Usually I go off recommendations when embarking on a new reading adventure, but in the case of Nancy Ellis-Bell's The Parrot Who Thought She Was a Dog, I just pulled it of the bookshelf blindly, read the jacked description, and decided it might be for me.
The Parrot Who Thought She Was a Dog is a memoir about Ellis-Bell's insatiable appetite to make things right for and with the once-wild bird, Sarah, she adopts. The ups and downs of their relationship are touching at times and shocking other times, and you wonder how her husband, Kerry, and her dogs–not to mention her other critters–put up with it all.
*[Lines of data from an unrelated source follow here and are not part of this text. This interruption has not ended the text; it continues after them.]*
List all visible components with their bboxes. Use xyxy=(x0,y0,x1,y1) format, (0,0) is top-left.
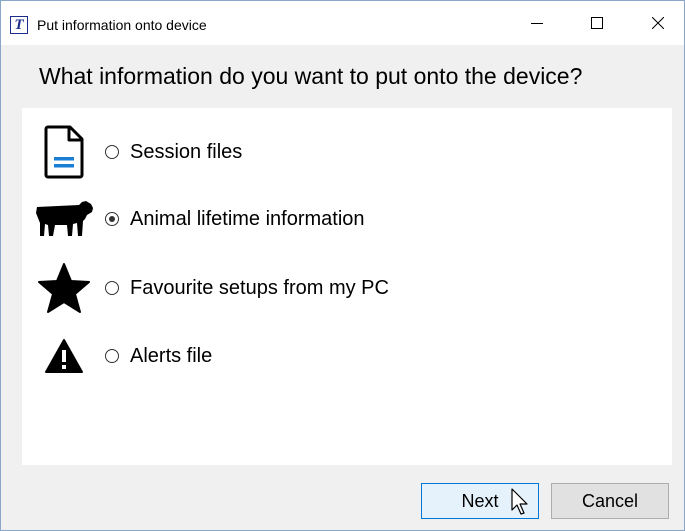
option-favourite-setups[interactable]: Favourite setups from my PC xyxy=(22,258,672,318)
app-icon-letter: T xyxy=(14,16,24,33)
option-label: Animal lifetime information xyxy=(130,208,365,230)
maximize-icon xyxy=(591,17,603,29)
option-label: Favourite setups from my PC xyxy=(130,277,389,299)
option-label: Session files xyxy=(130,141,243,163)
minimize-button[interactable] xyxy=(511,1,563,45)
close-icon xyxy=(652,17,664,29)
option-session-files[interactable]: Session files xyxy=(22,122,672,182)
radio-animal-lifetime[interactable] xyxy=(105,212,119,226)
page-heading: What information do you want to put onto… xyxy=(39,63,583,89)
radio-favourite-setups[interactable] xyxy=(105,281,119,295)
mouse-cursor-icon xyxy=(511,488,528,515)
dialog-window: T Put information onto device What infor… xyxy=(0,0,685,531)
cow-icon xyxy=(34,189,94,249)
option-label: Alerts file xyxy=(130,345,213,367)
maximize-button[interactable] xyxy=(571,1,623,45)
option-alerts-file[interactable]: Alerts file xyxy=(22,326,672,386)
radio-session-files[interactable] xyxy=(105,145,119,159)
cancel-button[interactable]: Cancel xyxy=(551,483,669,519)
title-bar[interactable]: T Put information onto device xyxy=(1,1,684,45)
document-icon xyxy=(34,122,94,182)
warning-icon xyxy=(34,326,94,386)
option-animal-lifetime[interactable]: Animal lifetime information xyxy=(22,189,672,249)
close-button[interactable] xyxy=(632,1,684,45)
window-title: Put information onto device xyxy=(37,17,207,33)
star-icon xyxy=(34,258,94,318)
options-panel: Session files Animal lifetime informatio… xyxy=(22,108,672,465)
app-icon: T xyxy=(10,16,28,34)
radio-alerts-file[interactable] xyxy=(105,349,119,363)
minimize-icon xyxy=(531,23,543,24)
I could relate to Ellis-Bell, especially when the book began with a description of her childhood:
When I was a child, lost animals always seemed to find me–mostly cats and dogs but sometimes hamsters or guinea pigs. When I was six, I had a gopher friend for whom I would steal carrots from the refrigerator, then sneak outside to feed him in his burrow. Even after I became an adult, cats and dogs still gravitated to me, along with the occasional squirrel or raccoon. When I met Kerry, my family was small–one dog and one cat–but I warned him that more would show up; it was only a matter of time.
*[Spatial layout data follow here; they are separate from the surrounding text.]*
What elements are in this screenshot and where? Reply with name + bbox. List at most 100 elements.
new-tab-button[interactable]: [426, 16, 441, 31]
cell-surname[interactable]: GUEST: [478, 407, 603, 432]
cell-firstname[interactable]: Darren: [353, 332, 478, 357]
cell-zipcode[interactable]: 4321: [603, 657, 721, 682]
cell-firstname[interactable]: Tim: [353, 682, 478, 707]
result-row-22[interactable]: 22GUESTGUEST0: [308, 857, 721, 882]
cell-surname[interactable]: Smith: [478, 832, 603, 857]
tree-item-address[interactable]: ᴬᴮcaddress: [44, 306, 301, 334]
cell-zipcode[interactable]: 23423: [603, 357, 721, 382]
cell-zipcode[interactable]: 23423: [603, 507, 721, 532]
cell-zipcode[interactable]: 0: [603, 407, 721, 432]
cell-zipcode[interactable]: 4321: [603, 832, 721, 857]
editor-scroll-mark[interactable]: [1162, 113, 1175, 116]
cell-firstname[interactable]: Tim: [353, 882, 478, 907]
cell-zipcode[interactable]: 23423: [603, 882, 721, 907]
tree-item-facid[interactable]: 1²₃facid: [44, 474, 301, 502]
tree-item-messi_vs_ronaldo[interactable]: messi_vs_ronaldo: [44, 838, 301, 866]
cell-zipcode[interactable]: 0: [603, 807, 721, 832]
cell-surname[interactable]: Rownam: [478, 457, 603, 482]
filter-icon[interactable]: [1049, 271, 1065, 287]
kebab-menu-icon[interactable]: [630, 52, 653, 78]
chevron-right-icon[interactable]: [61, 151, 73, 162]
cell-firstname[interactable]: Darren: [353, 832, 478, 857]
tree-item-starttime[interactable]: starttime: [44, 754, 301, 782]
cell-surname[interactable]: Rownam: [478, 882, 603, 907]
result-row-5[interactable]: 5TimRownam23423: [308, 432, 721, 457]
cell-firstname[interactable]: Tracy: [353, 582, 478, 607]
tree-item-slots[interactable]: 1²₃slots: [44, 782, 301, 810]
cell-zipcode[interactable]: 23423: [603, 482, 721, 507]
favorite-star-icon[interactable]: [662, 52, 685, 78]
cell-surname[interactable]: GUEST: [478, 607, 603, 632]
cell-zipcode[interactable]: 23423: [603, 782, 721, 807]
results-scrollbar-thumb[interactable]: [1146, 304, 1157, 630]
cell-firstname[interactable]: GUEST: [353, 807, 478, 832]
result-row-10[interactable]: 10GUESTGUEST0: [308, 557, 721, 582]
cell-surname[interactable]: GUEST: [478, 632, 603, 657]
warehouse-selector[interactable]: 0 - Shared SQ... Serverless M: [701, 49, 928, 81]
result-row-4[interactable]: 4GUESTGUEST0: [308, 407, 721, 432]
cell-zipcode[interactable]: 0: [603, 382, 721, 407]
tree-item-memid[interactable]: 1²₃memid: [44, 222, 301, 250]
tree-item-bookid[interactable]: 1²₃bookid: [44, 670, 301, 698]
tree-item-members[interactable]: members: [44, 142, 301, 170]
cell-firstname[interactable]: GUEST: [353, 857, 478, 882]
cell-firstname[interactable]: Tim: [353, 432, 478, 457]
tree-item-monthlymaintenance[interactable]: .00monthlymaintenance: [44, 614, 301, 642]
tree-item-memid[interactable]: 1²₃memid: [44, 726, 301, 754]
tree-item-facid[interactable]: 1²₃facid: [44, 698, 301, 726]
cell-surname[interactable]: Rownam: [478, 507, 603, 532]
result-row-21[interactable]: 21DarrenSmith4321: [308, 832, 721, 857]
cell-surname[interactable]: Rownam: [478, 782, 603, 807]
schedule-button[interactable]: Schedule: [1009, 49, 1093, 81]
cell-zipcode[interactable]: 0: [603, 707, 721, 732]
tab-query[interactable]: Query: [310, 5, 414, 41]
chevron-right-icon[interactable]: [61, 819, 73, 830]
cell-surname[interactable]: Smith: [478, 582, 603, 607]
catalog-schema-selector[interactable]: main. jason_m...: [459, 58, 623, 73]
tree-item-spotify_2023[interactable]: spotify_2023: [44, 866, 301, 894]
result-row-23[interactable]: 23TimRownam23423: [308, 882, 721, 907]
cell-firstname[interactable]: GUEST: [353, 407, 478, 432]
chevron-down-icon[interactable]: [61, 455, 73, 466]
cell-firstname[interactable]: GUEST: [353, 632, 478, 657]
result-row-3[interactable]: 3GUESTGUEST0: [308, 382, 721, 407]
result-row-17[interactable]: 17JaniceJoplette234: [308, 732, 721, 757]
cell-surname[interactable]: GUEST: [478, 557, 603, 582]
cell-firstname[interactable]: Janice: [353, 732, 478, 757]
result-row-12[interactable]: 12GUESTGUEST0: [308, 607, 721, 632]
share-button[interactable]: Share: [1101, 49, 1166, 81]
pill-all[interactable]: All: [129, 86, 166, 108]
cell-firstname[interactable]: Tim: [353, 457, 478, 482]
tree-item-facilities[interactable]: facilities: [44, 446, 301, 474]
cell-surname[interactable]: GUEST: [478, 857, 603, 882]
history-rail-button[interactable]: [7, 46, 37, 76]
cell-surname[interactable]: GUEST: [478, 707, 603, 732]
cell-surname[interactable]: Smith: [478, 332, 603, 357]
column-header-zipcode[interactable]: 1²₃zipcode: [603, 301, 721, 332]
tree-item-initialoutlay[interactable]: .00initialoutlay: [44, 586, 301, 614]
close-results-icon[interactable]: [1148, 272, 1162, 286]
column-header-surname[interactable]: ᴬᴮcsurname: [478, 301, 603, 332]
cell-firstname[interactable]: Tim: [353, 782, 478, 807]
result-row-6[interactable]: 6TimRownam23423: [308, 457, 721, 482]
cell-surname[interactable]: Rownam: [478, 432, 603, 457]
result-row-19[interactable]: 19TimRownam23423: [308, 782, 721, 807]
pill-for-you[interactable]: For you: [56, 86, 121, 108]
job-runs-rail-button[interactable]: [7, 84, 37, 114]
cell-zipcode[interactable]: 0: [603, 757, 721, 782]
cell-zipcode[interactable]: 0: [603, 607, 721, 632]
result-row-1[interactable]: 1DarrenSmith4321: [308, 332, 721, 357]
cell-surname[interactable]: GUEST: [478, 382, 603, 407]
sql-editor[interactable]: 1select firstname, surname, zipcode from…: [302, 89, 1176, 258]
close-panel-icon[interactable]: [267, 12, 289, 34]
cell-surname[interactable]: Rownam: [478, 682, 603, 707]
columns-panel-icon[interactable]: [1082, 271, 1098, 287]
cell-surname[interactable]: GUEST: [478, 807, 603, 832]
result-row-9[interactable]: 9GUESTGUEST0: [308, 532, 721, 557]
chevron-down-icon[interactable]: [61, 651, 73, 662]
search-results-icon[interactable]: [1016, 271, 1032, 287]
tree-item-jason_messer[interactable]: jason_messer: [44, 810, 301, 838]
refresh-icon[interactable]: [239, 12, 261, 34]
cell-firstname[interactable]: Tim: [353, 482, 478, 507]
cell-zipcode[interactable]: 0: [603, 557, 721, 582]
I expected it to be a simple animal story. I love memoirs and find the truth as entertaining as anything made-up. Sometimes, you just can't make stuff up. The story was anything but simple. I have cared for parrots before, but I've never thought about having one, myself. Ellis-Bell's story made me think it might just be the greatest idea ever, and then suddenly slam the door on all of those considerations. What a ride!
I think bird lovers would especially take to this story, but animal lovers of any kind or even just readers who love a story of finding love in difficult, unlikely ways will find this book inspiring. More so than a story about a bird with a mistaken identity, The Parrot Who Thought She Was a Dog is a story about a bird and a person finding the right identity.